As well as concern for the young people, for Graham, there's also an accountability issue.
"Where has the money gone?" he asks "By the sound of it the company, Vital Skills Training, has got hundreds of thousands of pounds which has been spent on no-one getting a qualification – how does that relate back to the Skills and Funding Agency? And how will the colleges who were given this money account for how that money was spent without the valid outcomes at the end of the training?
"It's disgusting because it's happened before with other providers and when the Government goes on about cutting costs and saving money why is it allowing this to happen?" he adds "Silver Track did the same thing with young people. In fact there are people on this programme who have already been let down by Silver Track, who then went to Vital Rail to complete their qualifications, and now are going to be let down again
"What is this going to do to those young people?" he fumes "This is not just Salford's problem, it's a Greater Manchester wide problem.
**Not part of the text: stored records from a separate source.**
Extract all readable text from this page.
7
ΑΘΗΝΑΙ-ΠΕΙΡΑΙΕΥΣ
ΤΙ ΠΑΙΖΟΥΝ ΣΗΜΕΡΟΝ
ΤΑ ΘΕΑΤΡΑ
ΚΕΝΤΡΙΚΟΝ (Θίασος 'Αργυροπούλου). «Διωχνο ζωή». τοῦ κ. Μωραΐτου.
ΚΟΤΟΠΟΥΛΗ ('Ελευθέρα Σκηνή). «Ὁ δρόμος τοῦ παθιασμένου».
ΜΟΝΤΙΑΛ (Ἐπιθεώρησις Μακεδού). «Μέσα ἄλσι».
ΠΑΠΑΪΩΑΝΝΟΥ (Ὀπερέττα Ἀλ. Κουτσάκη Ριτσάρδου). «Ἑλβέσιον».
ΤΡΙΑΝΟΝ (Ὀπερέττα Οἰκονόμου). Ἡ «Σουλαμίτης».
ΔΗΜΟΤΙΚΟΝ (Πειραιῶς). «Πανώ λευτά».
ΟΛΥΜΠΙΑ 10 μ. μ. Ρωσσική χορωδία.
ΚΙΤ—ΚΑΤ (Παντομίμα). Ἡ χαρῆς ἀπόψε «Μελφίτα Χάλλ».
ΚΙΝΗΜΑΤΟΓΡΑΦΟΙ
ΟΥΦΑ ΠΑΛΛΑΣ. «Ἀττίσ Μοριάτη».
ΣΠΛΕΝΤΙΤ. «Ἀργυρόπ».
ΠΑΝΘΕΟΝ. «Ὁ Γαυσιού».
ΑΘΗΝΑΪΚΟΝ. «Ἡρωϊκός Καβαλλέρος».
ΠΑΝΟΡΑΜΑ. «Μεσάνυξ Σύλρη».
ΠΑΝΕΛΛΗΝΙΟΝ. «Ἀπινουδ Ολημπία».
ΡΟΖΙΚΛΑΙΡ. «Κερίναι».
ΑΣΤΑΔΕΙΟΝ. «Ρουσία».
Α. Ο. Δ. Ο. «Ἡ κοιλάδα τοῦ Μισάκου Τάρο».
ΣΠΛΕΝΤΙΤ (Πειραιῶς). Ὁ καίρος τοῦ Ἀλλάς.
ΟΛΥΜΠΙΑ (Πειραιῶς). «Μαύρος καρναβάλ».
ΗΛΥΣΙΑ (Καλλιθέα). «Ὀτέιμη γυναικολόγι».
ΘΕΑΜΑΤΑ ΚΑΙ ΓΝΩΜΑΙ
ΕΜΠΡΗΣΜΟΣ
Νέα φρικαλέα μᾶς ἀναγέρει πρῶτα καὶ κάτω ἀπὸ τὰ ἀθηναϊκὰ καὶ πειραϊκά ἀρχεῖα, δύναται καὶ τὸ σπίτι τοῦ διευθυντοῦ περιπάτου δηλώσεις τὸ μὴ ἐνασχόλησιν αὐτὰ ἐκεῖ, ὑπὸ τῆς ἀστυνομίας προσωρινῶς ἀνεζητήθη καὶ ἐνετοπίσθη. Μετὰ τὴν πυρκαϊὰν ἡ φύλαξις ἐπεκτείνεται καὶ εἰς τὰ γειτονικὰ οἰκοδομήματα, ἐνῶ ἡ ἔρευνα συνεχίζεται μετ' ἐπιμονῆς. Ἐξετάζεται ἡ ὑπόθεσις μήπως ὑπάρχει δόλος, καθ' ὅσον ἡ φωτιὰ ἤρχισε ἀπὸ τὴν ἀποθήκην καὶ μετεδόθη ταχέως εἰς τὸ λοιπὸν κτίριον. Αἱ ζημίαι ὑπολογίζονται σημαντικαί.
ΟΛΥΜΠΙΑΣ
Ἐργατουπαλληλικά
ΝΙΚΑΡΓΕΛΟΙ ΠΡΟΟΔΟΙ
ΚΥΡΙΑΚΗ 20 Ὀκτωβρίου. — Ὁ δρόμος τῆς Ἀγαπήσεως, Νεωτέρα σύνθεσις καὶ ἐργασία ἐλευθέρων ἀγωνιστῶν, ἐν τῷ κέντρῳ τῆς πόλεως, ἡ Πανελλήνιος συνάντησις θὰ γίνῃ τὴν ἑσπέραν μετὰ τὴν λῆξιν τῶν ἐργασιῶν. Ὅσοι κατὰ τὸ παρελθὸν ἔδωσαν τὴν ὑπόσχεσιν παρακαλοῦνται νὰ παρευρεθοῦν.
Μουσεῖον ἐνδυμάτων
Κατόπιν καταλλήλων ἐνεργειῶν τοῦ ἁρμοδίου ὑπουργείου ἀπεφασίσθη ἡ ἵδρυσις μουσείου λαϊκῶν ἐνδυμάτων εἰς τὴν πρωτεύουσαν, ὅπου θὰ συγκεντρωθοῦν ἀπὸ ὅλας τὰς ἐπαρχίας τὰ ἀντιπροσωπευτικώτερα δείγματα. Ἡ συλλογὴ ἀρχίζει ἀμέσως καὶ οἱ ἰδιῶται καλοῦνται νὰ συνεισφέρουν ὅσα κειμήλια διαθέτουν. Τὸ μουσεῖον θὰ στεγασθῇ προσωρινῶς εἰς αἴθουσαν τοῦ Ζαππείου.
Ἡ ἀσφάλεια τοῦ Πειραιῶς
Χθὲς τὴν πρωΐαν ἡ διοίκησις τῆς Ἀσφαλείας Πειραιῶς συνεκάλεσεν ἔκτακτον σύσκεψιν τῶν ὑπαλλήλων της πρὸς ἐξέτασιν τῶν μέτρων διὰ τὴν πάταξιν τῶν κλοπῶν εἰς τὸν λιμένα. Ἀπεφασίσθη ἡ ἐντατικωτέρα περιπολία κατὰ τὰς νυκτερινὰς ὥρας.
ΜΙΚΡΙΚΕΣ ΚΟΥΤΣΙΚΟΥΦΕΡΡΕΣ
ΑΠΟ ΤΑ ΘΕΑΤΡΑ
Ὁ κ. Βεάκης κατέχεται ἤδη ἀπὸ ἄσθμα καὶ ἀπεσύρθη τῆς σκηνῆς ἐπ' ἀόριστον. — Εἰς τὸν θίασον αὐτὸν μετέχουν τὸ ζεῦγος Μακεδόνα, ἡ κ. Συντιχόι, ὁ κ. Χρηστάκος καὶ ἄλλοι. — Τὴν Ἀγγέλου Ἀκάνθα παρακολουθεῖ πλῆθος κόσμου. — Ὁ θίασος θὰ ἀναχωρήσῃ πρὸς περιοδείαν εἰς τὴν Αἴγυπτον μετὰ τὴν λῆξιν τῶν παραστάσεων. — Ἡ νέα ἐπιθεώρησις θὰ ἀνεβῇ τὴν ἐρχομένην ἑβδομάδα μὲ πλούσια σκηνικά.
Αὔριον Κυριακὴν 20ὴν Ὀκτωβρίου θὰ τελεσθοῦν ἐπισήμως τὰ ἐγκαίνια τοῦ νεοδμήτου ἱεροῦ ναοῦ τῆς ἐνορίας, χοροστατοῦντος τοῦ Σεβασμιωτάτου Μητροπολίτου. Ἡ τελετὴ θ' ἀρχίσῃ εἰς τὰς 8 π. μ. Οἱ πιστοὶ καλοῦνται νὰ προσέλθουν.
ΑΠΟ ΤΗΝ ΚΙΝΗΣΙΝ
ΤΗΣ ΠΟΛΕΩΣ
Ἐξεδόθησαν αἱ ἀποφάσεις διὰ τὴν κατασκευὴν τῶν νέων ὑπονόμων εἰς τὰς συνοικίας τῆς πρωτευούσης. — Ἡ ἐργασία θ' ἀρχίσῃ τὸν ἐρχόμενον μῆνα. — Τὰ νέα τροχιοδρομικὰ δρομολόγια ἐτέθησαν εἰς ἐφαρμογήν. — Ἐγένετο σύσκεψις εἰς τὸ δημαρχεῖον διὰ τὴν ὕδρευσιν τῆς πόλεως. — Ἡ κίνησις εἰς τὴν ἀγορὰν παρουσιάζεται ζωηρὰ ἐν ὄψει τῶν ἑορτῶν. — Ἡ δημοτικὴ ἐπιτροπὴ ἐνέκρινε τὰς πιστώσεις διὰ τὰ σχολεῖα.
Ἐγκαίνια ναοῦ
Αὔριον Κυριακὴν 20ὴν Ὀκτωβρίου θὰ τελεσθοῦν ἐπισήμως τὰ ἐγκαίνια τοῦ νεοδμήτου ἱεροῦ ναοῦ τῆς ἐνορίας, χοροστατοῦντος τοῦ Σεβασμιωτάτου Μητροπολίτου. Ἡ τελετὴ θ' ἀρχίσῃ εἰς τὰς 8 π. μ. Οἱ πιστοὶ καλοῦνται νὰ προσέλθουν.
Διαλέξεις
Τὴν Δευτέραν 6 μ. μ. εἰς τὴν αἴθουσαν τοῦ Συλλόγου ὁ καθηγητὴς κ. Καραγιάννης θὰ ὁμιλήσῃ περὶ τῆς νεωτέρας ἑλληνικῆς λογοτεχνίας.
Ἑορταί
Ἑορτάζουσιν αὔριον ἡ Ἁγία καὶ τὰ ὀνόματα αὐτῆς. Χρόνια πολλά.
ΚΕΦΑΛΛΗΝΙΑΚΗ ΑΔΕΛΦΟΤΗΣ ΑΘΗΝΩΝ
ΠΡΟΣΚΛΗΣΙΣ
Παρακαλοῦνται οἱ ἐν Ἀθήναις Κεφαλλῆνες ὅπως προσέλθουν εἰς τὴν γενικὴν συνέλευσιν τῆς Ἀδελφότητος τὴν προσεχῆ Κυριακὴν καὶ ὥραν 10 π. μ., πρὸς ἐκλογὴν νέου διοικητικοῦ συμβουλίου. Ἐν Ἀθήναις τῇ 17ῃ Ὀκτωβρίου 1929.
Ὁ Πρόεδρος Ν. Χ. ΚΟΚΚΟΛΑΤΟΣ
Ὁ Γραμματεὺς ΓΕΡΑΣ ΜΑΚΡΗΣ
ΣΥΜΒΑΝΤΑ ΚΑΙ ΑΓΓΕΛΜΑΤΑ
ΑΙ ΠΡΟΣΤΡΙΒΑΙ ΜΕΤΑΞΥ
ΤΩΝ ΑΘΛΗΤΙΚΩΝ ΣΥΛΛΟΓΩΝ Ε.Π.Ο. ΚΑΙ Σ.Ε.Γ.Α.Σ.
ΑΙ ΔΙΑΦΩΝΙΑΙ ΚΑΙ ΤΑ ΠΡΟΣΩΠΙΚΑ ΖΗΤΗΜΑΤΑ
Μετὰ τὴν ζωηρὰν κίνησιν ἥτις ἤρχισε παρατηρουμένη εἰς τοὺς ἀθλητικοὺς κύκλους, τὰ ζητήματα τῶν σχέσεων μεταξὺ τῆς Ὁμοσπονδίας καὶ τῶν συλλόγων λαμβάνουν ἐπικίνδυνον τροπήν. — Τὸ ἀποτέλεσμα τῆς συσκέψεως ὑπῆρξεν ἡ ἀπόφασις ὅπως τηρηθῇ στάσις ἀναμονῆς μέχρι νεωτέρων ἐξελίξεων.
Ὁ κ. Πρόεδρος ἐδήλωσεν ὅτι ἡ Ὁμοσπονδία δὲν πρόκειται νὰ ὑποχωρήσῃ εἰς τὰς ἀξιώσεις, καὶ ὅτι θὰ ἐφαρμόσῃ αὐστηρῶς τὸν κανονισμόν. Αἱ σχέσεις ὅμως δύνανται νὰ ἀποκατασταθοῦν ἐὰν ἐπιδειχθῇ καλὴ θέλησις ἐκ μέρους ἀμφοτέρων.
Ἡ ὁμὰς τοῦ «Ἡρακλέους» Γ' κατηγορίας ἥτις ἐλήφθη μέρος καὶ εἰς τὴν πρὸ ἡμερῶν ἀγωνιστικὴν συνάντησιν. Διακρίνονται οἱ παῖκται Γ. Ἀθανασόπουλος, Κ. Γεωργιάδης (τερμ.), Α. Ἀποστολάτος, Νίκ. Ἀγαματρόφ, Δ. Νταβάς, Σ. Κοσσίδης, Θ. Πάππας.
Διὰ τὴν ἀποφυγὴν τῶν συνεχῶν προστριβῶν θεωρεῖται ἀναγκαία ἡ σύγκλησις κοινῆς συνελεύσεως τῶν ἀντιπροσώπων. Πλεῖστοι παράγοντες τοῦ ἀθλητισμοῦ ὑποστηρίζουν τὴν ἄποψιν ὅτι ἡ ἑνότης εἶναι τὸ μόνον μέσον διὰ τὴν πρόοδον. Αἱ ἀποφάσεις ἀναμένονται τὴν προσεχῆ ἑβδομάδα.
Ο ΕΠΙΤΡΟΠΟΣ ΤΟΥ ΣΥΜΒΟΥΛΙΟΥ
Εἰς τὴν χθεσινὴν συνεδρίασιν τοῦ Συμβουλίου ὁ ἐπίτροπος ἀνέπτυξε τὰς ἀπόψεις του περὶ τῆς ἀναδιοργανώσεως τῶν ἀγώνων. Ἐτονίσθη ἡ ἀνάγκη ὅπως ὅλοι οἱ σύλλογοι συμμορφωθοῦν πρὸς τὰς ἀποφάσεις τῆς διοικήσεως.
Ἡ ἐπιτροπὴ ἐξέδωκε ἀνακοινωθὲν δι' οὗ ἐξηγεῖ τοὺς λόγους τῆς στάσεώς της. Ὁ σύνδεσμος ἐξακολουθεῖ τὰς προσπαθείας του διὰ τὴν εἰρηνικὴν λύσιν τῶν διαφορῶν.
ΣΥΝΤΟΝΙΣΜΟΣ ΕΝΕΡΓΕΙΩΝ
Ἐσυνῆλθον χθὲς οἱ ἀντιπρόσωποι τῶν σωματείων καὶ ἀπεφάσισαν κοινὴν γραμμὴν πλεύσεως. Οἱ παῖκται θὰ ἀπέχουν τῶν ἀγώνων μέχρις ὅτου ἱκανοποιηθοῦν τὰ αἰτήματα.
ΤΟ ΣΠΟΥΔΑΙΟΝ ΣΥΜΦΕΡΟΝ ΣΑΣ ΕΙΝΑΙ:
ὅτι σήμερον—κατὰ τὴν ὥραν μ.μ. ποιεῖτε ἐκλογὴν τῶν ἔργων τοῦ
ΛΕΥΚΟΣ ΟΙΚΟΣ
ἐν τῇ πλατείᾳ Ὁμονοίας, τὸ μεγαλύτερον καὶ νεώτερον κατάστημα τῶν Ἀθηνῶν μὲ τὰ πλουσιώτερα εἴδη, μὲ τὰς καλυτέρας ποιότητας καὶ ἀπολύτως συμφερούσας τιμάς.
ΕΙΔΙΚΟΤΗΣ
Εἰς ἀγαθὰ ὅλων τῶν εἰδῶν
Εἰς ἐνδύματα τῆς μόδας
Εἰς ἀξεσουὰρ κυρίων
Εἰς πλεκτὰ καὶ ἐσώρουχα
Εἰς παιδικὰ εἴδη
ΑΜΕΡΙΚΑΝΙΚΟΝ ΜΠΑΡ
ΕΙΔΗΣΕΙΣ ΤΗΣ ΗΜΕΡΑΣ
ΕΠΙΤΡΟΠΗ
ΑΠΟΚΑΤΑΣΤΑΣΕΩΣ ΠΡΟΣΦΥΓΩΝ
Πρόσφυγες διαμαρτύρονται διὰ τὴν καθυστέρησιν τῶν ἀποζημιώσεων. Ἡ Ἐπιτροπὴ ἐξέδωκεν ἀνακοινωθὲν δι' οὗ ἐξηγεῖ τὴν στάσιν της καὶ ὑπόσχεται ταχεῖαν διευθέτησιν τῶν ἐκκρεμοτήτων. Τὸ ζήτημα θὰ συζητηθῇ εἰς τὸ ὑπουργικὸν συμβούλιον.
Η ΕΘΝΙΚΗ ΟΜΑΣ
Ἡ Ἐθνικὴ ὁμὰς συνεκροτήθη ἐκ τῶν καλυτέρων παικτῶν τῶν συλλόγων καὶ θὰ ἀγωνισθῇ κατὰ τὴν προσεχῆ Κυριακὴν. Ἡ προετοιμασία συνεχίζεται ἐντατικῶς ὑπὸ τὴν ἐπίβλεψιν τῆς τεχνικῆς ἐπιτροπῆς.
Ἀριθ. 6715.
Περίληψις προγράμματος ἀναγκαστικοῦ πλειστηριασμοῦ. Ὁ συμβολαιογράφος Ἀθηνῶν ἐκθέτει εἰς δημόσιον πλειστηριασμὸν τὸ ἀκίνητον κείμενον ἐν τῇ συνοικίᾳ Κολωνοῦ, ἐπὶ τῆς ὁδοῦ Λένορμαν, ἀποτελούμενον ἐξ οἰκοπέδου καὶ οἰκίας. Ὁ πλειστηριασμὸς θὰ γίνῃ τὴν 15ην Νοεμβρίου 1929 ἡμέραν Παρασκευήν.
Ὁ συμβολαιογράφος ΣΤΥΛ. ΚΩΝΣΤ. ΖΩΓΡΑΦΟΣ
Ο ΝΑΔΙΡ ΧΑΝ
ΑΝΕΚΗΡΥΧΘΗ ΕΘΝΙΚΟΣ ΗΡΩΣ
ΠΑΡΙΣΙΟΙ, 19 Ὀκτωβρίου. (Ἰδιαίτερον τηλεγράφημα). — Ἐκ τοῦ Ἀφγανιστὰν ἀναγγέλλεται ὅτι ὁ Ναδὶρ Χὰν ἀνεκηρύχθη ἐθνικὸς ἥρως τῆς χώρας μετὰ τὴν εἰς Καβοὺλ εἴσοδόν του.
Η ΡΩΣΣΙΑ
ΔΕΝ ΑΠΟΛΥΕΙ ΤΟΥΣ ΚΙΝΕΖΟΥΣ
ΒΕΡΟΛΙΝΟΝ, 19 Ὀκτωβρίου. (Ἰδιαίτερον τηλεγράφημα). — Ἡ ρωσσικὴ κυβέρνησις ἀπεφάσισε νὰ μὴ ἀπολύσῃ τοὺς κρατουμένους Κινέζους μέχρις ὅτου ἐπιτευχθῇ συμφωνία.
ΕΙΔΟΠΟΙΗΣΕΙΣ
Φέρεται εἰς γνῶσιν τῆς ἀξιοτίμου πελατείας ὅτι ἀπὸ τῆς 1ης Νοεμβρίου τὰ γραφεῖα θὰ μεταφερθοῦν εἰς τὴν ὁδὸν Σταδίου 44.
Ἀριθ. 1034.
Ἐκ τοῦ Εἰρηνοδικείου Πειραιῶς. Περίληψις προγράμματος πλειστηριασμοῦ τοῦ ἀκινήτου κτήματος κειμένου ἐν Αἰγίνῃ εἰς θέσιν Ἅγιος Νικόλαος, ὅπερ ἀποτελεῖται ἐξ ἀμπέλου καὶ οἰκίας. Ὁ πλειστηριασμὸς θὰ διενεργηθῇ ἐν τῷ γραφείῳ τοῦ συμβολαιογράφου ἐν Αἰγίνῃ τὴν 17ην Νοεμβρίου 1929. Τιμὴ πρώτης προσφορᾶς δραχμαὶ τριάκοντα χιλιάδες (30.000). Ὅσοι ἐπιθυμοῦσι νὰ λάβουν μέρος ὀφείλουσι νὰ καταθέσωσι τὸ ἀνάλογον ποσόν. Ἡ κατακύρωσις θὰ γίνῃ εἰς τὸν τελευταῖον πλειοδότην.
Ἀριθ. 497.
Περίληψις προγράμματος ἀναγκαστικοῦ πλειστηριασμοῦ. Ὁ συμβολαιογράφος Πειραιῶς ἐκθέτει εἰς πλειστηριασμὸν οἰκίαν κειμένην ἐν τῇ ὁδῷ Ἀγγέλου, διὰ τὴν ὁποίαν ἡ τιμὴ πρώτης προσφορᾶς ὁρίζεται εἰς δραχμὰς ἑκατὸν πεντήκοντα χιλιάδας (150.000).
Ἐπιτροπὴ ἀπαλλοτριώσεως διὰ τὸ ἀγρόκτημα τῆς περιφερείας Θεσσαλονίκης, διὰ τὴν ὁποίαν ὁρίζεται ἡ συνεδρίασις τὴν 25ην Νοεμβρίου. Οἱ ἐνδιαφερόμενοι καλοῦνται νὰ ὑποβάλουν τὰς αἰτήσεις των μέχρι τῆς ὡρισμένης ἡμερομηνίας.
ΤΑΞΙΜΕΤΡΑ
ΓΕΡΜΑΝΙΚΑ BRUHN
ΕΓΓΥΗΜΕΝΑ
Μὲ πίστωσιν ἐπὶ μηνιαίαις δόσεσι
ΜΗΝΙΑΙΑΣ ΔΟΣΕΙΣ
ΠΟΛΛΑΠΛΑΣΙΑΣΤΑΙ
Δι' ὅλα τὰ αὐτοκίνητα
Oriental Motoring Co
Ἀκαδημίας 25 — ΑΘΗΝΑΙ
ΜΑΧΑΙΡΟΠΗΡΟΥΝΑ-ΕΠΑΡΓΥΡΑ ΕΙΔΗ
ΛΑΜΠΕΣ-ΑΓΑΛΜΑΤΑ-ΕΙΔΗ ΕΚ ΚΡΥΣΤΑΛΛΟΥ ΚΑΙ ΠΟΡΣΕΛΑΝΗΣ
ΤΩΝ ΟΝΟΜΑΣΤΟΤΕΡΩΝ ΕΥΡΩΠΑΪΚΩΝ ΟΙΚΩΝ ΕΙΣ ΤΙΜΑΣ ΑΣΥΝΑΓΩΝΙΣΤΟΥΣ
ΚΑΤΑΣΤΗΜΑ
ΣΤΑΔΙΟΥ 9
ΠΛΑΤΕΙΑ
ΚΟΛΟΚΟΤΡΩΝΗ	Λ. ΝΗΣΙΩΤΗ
The decision makers and councils need to get off their arses and do something about it."
For the past two days the Salford Star has been trying to get some answers as the corporate mess leaves young people's futures hanging in limbo.
"Vital Skills Training Ltd can confirm that we continue to work with stakeholders to secure a future for the business" said its Director, Rob Johnson "It is our aim to preserve jobs and protect employees. Until our discussions with third parties are complete, we are unable to provide further comment."
Vince Cable himself didn't comment. But his department assured us that the Skills Funding Agency, responsible for the National Apprenticeship Service funding will be `responding shortly'.
Morson - the company which the apprentices and their families believe is now responsible for their futures, having bought out their contract issuer, Vital Rail - told us that its directors were unavailable for a comment.
On announcing its takeover of Vital Rail and other companies in the Vital Services Group, Ged Mason, CEO of Morson Group, commented:
"We are delighted that Vital Human Resources Limited will join the Morson Group of companies and that we have safeguarded thousands of jobs… Vitals' initiatives to invest in creating the skills of tomorrow are critical for the success of the many infrastructure projects within the country."
Update: 1pm 15th November
The Skills Funding Agency has now sent us its statement… "The Agency is aware that Vital Services Group has gone into administration. We are in communication with Deloittes who are the administrators for Vital Services Group, in order to discuss next steps. The Agency's priority is to ensure minimal disruption to apprentices, learners and employers."
* The Salford Star now understands that some apprentices have, today, been paid for work they have done.